Forse la parte più difficile riguarda il momento in cui un bambino ci confida di aver subito un abuso: bisogna mostrare calma e disponibilità all’ascolto, senza giudicare o spaventare ulteriormente, senza forzare il racconto e rievocare particolari terribili. Il consiglio ultimo in questo caso è ovviamente quello di rivolgersi alle Forze di Polizia.
 

 
Questo viaggio nel terribile ed oscuro mondo della violenza difficilmente potrà risultare edificante. A molti avrà suscitato rabbia, senso di impotenza o paura.
Forse vi starete chiedendo come fare a spezzare questa catena di silenzio e vergogna che circonda la violenza sessuale.

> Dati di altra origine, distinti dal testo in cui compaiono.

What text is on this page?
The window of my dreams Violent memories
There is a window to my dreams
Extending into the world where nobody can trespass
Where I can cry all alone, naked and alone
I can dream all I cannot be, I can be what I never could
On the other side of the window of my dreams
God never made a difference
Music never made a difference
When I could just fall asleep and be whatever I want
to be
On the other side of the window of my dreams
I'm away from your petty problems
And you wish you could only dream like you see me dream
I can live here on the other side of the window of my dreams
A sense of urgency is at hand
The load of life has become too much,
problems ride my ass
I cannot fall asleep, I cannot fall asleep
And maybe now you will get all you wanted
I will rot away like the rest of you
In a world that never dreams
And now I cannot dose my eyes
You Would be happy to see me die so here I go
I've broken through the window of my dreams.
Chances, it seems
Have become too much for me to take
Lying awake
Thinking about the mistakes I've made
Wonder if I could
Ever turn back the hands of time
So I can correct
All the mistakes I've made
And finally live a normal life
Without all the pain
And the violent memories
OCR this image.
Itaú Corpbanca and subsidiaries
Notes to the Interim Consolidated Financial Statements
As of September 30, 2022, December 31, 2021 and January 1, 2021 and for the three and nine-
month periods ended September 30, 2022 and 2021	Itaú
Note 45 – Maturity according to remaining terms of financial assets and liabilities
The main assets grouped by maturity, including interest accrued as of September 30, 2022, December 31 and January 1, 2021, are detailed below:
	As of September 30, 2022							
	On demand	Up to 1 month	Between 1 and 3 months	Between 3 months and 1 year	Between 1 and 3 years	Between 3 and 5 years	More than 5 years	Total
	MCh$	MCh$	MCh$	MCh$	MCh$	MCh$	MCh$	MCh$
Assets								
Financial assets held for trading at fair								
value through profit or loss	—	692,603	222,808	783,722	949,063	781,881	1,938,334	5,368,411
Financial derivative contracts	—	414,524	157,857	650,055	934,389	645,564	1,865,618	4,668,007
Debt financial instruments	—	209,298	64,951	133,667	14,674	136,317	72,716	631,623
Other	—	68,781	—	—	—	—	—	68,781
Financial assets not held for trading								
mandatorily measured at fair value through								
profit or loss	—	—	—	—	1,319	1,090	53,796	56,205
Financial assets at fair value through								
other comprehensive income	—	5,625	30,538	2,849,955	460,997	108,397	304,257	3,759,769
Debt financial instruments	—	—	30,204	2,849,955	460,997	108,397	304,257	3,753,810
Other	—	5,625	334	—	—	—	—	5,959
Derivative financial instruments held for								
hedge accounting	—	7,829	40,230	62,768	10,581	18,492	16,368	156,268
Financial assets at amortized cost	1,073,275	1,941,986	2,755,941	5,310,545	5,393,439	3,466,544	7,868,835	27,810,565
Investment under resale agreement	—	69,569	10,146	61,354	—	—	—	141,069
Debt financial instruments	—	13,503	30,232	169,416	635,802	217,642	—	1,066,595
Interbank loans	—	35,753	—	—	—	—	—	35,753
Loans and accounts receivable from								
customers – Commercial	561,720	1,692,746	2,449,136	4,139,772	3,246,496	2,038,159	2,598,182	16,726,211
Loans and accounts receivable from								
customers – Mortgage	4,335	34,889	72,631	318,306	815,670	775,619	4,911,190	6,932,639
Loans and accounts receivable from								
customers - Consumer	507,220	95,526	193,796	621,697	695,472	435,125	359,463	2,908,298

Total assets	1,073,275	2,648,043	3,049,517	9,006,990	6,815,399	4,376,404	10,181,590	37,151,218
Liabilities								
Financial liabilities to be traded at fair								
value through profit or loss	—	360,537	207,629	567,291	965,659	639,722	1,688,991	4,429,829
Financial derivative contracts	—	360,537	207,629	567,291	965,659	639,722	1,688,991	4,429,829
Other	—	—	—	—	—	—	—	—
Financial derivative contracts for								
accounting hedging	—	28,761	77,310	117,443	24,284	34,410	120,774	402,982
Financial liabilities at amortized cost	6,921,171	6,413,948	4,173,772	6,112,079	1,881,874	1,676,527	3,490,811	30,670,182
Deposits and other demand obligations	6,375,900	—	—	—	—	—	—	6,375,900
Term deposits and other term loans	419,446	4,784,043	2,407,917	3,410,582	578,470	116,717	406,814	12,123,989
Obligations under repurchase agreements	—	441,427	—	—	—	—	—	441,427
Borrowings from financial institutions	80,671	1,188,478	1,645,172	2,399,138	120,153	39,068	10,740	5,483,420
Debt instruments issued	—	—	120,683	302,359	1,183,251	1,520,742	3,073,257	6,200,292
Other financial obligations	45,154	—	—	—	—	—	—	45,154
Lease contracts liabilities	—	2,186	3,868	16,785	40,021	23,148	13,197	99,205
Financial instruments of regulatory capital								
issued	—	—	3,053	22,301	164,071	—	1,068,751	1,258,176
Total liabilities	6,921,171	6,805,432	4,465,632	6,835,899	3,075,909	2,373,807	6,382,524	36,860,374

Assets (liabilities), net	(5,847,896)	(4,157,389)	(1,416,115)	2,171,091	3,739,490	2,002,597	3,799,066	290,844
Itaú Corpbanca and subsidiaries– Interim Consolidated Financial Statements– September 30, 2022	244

Tornando all’inizio dell’articolo possiamo dire con sicurezza che ciò che conta è parlare, rompere il silenzio, esporsi.
È difficile e doloroso ma solo così si riesce a portare alla luce quanto successo, liberandosi da un enorme peso.
E tutti coloro che hanno la fortuna di non aver subito abusi ma ne ascoltano le vittime devono imparare a non giudicare e a tendere una mano di aiuto verso qualcuno che ha fatto un gesto di coraggio veramente ammirabile.